We went out, me, Joe, Nancy Weaver, and old uncle Ponsonby. The old man was nearly ninety but he had an eye for the land.
“There.” his finger pointed. The four of us looked over the site. It was on a large flat area like a small plateau. Above the wide shallow river, with hills rising behind but not too close. He stumped along the site, nodding as he talked. “River isn’t likely to ever rise this far. Not with the land flat along the course. It’ll go over the banks down there and spread before it comes too high.”
“What about the hills?”
“Far enough away, any flood comes down them will follow the riverbed. But we can have the bank built up. They gotta do work for us. tell them that’s what we want.” So we did.
All the buildings they’d brought, prefabricated and ready were, erected on the plateau. The river bank where it curved around our new village was built up high and wide. The workers protested of course.
“It’s crazy. You need houses out where you’ll be making farms.”
“We can build those later, once we’ve shared out the land and everyone knows what they want. Right now we need a village again.”
“You won’t have us. Or the heavy machinery.”
“We don’t need you. How do you think houses went up before heavy machinery?” My voice was a little scornful. “You’re leaving extra prefabricated houses. We have our own builder, and we’re farmers. People in Wildhey have been putting up barns for generations. Just get the church built, and the bell tower. Then you can go.”
They worked hard and fast right through the nights. Machinery thundering, the clang of hammers, lights blazing, as our church with a solid bell tower rose. Around it they set out the council and town hall. Shops, a smithy, several long buildings we would initially use as dormitories, and eventually convert to warehousing. It was laid out in the pattern of old Wildhey. Like a cross, with buildings running four-square, a green, a pond, and streets paved half a mile out in all four directions. We built for the future while all the time I remembered that number I had never shared. Six!
The day before the ship was due to leave, we installed and raised the bells. None had been damaged, all should be tunable. We rang them as those who’d brought us here filed back into the ship.

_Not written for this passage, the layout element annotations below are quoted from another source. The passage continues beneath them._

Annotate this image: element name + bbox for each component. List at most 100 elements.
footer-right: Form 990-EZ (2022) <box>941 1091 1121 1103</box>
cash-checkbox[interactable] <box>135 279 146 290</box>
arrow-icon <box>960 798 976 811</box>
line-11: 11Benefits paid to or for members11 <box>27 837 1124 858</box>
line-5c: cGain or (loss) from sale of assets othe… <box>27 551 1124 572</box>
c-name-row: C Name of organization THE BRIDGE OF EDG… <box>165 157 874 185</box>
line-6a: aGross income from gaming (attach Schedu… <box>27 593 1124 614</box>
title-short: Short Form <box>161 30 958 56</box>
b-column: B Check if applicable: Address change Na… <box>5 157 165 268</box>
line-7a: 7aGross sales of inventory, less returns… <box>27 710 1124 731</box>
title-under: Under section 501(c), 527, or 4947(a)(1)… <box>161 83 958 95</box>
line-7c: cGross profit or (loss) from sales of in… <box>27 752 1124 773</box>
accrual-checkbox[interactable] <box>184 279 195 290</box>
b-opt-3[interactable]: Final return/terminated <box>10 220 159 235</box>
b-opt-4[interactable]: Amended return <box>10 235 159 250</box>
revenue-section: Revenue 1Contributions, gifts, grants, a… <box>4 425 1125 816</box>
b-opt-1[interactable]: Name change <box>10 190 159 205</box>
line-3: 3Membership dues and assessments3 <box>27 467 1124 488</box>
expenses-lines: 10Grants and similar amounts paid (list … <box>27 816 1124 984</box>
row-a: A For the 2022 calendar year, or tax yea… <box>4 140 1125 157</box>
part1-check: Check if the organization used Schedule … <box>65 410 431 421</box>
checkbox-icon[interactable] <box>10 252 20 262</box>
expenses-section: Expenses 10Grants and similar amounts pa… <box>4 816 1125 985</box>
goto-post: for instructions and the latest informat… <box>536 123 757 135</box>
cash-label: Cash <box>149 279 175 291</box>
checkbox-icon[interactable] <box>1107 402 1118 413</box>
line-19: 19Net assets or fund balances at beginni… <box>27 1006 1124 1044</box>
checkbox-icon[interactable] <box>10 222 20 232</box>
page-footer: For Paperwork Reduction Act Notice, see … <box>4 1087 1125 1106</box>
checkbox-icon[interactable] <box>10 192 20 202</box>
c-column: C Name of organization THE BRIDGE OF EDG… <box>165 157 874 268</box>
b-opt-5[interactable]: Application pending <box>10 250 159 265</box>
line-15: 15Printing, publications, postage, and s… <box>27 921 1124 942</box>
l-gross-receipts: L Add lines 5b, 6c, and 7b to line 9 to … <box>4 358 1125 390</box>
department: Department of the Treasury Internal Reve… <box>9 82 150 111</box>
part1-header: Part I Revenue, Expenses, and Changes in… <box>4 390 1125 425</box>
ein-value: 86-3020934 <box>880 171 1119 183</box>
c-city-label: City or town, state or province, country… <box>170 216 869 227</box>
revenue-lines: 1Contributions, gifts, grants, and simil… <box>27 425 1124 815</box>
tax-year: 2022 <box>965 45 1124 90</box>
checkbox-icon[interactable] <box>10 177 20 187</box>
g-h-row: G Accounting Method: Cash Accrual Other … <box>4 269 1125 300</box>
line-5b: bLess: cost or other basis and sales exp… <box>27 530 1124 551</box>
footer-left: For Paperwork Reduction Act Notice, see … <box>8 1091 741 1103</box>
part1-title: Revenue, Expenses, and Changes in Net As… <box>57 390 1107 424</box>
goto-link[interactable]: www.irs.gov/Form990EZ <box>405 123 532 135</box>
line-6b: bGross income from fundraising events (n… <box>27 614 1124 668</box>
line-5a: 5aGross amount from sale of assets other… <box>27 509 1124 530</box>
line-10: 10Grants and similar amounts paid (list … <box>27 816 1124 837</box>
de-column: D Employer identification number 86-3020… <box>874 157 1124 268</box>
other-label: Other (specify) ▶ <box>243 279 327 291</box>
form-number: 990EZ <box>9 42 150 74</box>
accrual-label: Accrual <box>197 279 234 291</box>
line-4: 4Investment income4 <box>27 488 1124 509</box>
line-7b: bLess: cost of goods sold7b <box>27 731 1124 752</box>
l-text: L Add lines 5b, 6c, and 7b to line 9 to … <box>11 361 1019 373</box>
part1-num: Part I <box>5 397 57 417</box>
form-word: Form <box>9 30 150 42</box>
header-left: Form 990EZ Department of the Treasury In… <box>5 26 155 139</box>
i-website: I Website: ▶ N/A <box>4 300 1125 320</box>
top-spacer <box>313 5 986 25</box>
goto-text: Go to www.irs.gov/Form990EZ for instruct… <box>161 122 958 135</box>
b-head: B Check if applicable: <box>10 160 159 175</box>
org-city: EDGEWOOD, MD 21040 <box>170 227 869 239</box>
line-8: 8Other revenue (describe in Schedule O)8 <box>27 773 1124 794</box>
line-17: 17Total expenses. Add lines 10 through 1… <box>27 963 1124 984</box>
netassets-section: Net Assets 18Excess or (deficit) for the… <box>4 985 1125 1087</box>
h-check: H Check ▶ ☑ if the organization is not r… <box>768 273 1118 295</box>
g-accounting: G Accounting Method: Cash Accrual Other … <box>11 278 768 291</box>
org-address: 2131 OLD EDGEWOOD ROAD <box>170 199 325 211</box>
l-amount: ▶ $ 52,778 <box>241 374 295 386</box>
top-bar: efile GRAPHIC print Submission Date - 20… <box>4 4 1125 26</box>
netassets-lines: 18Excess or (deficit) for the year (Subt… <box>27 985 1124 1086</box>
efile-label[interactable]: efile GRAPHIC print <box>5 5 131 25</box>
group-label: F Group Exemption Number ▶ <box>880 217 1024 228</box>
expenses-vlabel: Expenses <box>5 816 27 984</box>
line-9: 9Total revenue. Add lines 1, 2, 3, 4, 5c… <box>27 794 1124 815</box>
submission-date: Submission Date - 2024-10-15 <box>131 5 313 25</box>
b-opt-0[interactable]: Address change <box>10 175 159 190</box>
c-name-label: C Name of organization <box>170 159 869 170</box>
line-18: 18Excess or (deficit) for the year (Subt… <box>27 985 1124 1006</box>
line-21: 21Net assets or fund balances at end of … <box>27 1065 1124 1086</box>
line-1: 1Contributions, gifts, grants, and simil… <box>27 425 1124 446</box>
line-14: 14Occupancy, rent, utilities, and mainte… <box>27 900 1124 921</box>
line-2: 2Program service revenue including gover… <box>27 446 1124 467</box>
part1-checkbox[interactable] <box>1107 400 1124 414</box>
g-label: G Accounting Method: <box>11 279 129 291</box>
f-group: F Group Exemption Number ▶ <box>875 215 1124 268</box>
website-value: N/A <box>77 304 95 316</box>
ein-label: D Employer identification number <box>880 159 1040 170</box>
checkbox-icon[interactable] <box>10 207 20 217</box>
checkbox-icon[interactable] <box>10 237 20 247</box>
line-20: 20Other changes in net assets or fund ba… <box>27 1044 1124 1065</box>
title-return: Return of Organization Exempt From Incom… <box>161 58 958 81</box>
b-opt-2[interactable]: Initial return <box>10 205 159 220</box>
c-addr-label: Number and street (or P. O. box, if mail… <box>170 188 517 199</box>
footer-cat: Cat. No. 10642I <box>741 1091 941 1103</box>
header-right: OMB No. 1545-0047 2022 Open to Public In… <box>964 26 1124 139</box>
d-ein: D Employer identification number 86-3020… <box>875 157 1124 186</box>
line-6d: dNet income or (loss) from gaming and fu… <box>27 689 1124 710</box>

I was captain as I’d been for fifteen years, calling the strokes, laying them back and hunting the strikes up and down. Bobs major we rang as the ship lifted, its landing lights flashing acknowledgement.
Then we were alone on a new world.
So many, many years the great bells had rung. They had been torn from the earth as ore, given back to it in moulds that formed our bells. Then they were raised above the earth, to swing and ring in patterns which reflected life and death. And it maybe that all the love the ringers gave to them birthed in the end, souls in brazen metal, simple love of those who looked up and rejoiced at their song. Their smaller grandchildren had come to another world. But here too was life and death, love and laughter, and the patterned singing of the bells. Here to were the people for whom they sang.
#
When, half a year later, the Patrol landed again, it was to find a circle. Within, the Skeen rang their handbells slowly and carefully, while without the circle, the humans listened, nodding approval now and again, as the silvery sound shimmered in the sunlight. A sound that wrought friendship into new patterns. To the Skeen, our patterns made us people even as they were. To us, they came humbly, wishing to learn the precious new weaving of sound. We taught and they learned – in friendship woven to the soft sound of handbells.
We were changed as time slipped by. Changed into new patterns as two peoples learned together. Only the bells did not change. There was no need for that. Their pattern was already perfect.